Most of the things Bunny and Crow bought were hats.

Other people made reservations for dinner and music and such in town, but it didn’t even occur to us. What with our late night scramble to find flights home and the fact that we were staying in a resort, the idea of taking a taxi back into town to have dinner seemed hard. So we aimed for the beach instead. It took forever to eat lunch and change and check the stupid internet for a flight confirmation and rent goddamn beach towels and finally get to the beach. 

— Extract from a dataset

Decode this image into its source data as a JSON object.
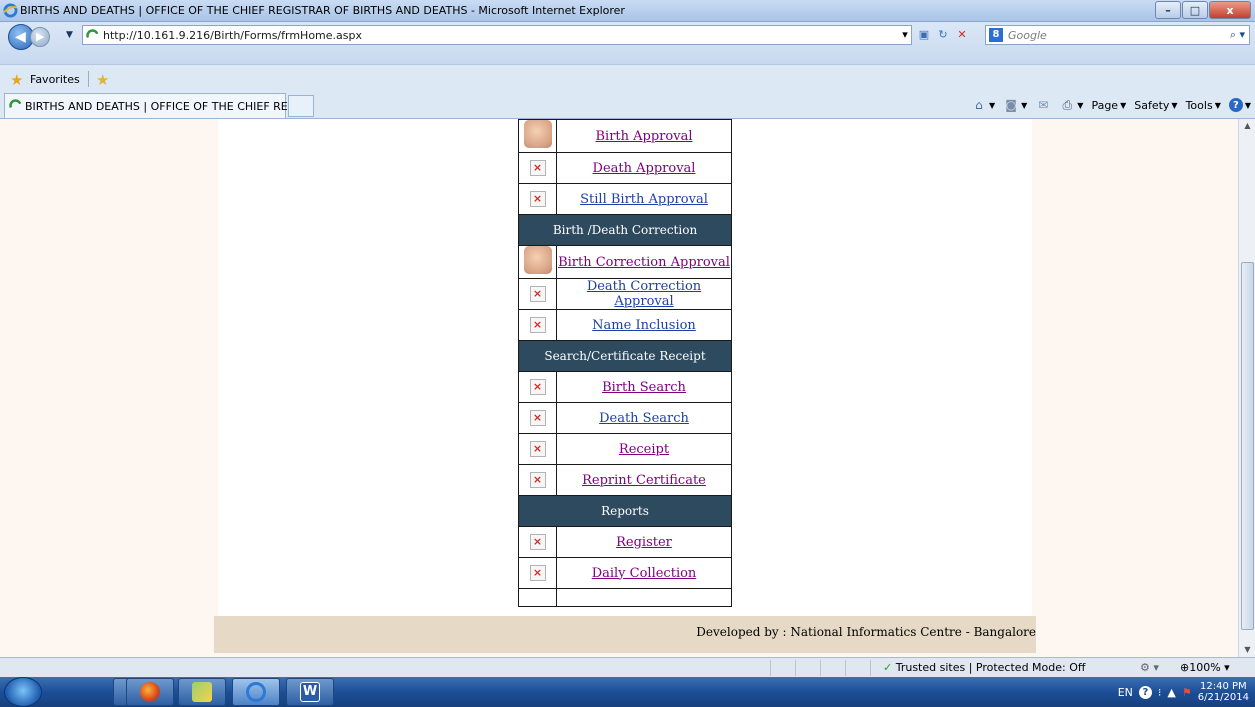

On the bizarre side, we found this scary effigy in our room.
Hotel cleaning is an art form in Cuba. 

Crow and I went swimming. Bunny got about knee-deep before bailing on the coldish water and sharp sand, and Husband wouldn’t budge from his chaise. The sun set early and we went to the hot tub. It was moderately warm--much more so than the ocean!--but did not have any kind of view and so we missed the sunset again. I would have liked to see it. 

After the hot tub we ate the mediocre buffet dinner and played a variant of big chess that I came up with. It’s team chess, with no strategizing. The players take turns and they are absolutely not allowed to talk to each other about their plans. It makes you wish for telepathy. It’s also a little stressful, because I for one made some huge mistakes and felt really guilty. But Crow and I won in the end. In the end we had only our two rooks and a couple of pawns, and they had nothing but pawns, and then we queened up one of our pawns and killed everyone. All in all it was a relaxing day, which was much needed.




November 15, 2013
The next day was back on the bus. We drove to an empty intersection with nothing around but cows, which was where the Soviet Army trucks were supposed to meet us. They were late, and in the end we all had to crowd into one because our two didn't show.

Coffee, with army trucks in the background.

We went to a coffee plantation where we saw the true Arabica plant—Cuba is apparently one of the only places where it hasn’t mutated. Andre, the coffee farmer, is amazing and I want to take him home with me. We drank coffee and then drove up farther into the mountains where we had lunch and finally met the jincila, my favorite of all the cocktails we tried. 

Andre in his natural habitat. He's promised to write a book.

Then we went on a hike with Andre and he told us how to cure everything with plants from the jungle. Which of course we forgot immediately. There are these cute little plants that curl up when you touch them, which I found endlessly entertaining. Then we had lunch, and we also were lunch for the tiniest little mosquitos ever [spoiler: it's three weeks later and I still have the bites]. Lunch was roasted pig that we saw being roasted.

Lunch.

The ride on the army trucks was the highlight of the day for me. The roads we went up were ridiculously rutted and muddy and steep and it was like an amusement park ride.

After that we were late getting back to Havana, which meant that we had to rush to make the Buena Vista Social Club show that we’d booked. We bailed on dinner having barely gotten our entrees. When we got there, late, they immediately brought us a round of mediocre mojitos, and then another. The music was exactly what you’d expect, not really my thing, but fun, and with more variety than the music we'd heard everywhere. There are only six songs in Cuba (or so goes my theory): "Guantanamera," "Oye Como Va," another whose name we never knew, "My Way," "Quizas, Quizas, Quizas," and one rotating selection by the Beatles.